Five Deaths of Evatima Tardo, the Immortal
i.
The first is snakebite, sudden thrust and tear, and the small girl holding her hand up to the light after, spreading her fingers wide for the doctor — I’m going to die? But it doesn’t even hurt.
ii.
The whole family packs their things and heads north. Evatima rides the train on her mother’s lap. She sings the songs she has been taught, she rustles the petticoat of her fine skirt. She watches the world outside the window, she watches it flutter past like butterfly wings.
Her mother says, when she asks, we’re going to our new home. To our new life.
iii.
It is cold in the new home, a cold like she has never known before, and the moon is so small and so far away.
She is sixteen years old and she will never be called beautiful.
On the stage, they will give her rattlesnakes that strike her, needles that stab. She will show the audiences the empty wounds, the way she showed that first doctor, it doesn’t even hurt.
On the stage, they will call her the immortal, they will call her the world’s strangest woman. They will never call her beautiful.
She stands outside the new home, in the cold. She tilts her face to the sky, watches the snow fall and fall and fall.
iv.
The crucifixions will be her most popular act, she will say she loves them, the horror on their faces, but they always come back, she will laugh and smile and sip from cups of tea that are lifted to her mouth.
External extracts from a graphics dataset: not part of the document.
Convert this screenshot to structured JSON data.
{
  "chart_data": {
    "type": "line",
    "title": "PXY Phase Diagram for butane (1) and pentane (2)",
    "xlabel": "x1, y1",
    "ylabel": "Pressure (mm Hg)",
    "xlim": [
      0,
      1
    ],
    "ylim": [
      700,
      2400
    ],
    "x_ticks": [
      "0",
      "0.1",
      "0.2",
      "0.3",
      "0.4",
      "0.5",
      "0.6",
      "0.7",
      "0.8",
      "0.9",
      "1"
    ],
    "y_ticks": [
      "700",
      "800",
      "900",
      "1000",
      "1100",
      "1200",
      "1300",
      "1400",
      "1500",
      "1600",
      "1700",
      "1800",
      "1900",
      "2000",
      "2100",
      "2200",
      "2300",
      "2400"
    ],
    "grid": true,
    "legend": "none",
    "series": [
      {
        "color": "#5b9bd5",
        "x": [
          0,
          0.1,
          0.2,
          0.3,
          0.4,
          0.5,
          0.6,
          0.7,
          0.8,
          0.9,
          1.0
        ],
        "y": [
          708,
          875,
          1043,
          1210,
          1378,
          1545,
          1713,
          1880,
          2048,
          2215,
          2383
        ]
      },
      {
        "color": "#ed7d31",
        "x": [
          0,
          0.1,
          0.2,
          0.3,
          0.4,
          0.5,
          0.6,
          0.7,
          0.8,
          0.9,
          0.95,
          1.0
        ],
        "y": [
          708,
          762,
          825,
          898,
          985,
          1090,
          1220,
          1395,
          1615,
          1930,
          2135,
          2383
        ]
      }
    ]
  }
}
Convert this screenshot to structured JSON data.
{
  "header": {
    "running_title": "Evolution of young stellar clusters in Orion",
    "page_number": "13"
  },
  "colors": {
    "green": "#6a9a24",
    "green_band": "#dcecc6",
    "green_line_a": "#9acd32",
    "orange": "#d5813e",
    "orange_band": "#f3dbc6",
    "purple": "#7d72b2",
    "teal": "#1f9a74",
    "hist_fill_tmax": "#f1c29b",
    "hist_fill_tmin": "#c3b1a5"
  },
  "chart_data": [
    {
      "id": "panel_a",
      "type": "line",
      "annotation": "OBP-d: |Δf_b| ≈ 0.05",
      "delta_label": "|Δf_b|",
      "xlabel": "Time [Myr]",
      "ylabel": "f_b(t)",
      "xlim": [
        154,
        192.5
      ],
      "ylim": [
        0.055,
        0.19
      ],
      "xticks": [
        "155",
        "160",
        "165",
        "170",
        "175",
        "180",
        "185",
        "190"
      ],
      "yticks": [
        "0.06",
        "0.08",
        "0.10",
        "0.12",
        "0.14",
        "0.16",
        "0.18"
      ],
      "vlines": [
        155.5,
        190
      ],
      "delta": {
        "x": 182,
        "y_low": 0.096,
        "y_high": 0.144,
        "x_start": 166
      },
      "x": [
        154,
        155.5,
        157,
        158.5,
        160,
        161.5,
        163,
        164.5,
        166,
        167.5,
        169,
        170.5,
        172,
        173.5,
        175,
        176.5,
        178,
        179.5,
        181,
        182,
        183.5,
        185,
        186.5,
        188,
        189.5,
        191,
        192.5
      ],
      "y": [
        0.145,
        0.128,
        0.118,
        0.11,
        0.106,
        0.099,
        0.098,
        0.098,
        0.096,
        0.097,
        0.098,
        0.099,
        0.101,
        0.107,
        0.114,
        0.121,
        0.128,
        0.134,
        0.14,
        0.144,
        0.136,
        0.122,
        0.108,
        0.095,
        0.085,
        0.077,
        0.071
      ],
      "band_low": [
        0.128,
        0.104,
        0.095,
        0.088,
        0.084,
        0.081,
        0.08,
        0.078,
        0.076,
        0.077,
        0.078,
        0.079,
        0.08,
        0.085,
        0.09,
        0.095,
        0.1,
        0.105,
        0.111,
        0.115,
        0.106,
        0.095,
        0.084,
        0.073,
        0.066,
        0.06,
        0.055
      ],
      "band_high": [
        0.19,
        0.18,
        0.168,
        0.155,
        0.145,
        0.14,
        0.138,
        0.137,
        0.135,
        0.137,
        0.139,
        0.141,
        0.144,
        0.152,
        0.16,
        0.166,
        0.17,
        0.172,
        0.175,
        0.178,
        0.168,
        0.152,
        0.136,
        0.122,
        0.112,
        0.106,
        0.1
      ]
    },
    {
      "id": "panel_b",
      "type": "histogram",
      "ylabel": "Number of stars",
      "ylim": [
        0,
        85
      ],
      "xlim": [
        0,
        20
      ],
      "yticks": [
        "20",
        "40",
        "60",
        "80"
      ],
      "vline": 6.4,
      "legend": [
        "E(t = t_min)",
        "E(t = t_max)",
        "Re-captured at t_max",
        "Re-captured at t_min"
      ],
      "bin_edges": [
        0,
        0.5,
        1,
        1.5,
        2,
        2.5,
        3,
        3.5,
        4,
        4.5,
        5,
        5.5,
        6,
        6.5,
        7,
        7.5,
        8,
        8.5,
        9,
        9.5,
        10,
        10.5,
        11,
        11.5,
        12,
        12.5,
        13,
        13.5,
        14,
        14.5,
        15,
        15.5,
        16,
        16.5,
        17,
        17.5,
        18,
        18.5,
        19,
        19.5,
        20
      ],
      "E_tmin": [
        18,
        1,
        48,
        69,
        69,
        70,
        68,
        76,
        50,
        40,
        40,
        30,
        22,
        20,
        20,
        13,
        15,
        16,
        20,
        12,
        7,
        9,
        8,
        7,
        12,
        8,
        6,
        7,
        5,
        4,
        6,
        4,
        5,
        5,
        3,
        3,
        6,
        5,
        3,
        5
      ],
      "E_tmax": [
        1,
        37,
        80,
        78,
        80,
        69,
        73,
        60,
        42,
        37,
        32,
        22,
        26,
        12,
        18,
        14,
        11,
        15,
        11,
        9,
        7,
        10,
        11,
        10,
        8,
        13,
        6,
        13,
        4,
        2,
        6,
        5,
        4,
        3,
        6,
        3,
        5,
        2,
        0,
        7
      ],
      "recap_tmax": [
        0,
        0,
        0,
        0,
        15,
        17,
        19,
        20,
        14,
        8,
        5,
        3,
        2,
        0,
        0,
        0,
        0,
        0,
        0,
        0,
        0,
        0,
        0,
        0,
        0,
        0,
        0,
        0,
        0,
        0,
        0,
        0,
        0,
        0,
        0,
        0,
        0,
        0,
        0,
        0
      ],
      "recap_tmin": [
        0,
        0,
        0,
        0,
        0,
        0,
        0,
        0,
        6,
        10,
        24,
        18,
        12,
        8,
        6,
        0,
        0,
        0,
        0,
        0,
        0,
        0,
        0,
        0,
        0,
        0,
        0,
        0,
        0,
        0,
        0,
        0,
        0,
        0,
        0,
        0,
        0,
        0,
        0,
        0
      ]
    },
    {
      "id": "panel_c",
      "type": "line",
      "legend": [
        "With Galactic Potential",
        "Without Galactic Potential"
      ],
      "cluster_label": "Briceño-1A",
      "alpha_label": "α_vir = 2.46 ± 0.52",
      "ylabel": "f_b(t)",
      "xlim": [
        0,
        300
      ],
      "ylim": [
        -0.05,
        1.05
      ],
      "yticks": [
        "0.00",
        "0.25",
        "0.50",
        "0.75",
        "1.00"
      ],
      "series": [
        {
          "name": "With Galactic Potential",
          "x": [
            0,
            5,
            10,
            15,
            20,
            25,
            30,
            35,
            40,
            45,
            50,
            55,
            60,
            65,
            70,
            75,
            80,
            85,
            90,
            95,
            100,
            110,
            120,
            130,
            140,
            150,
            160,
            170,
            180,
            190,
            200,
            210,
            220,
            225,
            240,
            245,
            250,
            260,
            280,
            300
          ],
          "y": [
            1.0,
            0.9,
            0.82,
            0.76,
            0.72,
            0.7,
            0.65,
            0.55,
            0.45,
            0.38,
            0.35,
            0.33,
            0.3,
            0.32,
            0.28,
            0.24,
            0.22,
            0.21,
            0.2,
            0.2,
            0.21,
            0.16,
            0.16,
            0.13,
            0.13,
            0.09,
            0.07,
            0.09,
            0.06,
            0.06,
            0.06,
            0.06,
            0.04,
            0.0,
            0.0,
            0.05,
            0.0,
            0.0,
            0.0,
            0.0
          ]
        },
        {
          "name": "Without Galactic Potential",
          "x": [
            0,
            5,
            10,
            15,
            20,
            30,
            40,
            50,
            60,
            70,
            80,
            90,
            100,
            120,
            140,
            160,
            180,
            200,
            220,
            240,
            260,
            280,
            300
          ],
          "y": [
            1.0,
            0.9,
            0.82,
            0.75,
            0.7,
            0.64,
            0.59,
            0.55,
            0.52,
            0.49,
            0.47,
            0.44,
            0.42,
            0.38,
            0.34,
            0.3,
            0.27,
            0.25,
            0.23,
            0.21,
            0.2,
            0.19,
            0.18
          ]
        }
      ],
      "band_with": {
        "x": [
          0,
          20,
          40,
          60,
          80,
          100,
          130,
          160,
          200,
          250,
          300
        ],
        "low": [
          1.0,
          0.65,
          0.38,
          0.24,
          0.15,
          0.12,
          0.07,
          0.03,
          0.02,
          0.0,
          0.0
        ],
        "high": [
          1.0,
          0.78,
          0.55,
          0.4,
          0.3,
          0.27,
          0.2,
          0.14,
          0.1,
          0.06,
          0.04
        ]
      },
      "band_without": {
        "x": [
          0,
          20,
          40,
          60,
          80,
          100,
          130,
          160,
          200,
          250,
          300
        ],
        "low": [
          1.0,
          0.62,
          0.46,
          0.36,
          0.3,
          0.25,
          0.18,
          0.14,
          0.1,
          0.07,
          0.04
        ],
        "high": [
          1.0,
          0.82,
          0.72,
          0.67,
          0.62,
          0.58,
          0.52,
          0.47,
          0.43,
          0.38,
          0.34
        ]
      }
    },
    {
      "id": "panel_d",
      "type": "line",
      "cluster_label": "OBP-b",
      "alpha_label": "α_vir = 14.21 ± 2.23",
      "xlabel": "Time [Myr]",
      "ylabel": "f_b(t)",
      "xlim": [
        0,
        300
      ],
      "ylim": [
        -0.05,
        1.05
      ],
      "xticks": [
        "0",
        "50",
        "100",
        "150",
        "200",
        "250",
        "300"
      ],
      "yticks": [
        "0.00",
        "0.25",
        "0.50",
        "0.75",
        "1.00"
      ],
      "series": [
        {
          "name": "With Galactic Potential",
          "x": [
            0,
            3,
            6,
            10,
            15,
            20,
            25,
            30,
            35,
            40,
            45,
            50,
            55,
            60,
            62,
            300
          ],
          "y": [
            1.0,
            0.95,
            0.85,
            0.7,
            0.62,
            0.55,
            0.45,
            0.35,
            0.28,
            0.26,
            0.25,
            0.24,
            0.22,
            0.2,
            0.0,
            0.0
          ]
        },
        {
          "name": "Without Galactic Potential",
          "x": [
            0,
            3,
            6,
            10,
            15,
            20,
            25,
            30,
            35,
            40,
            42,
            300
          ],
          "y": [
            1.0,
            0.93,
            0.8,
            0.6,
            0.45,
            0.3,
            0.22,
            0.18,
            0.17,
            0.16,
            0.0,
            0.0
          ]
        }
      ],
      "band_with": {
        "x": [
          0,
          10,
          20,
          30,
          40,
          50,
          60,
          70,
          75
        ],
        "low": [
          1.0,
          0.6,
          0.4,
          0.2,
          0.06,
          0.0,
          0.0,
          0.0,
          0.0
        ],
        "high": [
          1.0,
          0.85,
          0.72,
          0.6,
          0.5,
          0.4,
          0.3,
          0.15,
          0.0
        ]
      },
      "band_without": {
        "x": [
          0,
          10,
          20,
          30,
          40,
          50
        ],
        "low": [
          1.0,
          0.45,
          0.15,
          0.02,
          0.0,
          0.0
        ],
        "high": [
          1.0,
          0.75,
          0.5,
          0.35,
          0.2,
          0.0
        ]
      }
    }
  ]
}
They will say: Does it hurt?
I’m fine, she’ll say. I’m happy.
I have never known a moment of pain.
v.
The last death is the one that sticks. They will say she died from love. They will think it is love that puts a man’s hands on a pistol, that pulls the trigger, that stops her beating heart. He will kill himself after. They will call that love.
Mourners will go past her open casket, touch her for luck, her face, her shoulder, the fair bridge of her collarbone.
Across the street, church bells will be ringing.
Across the street, voices will rise in song.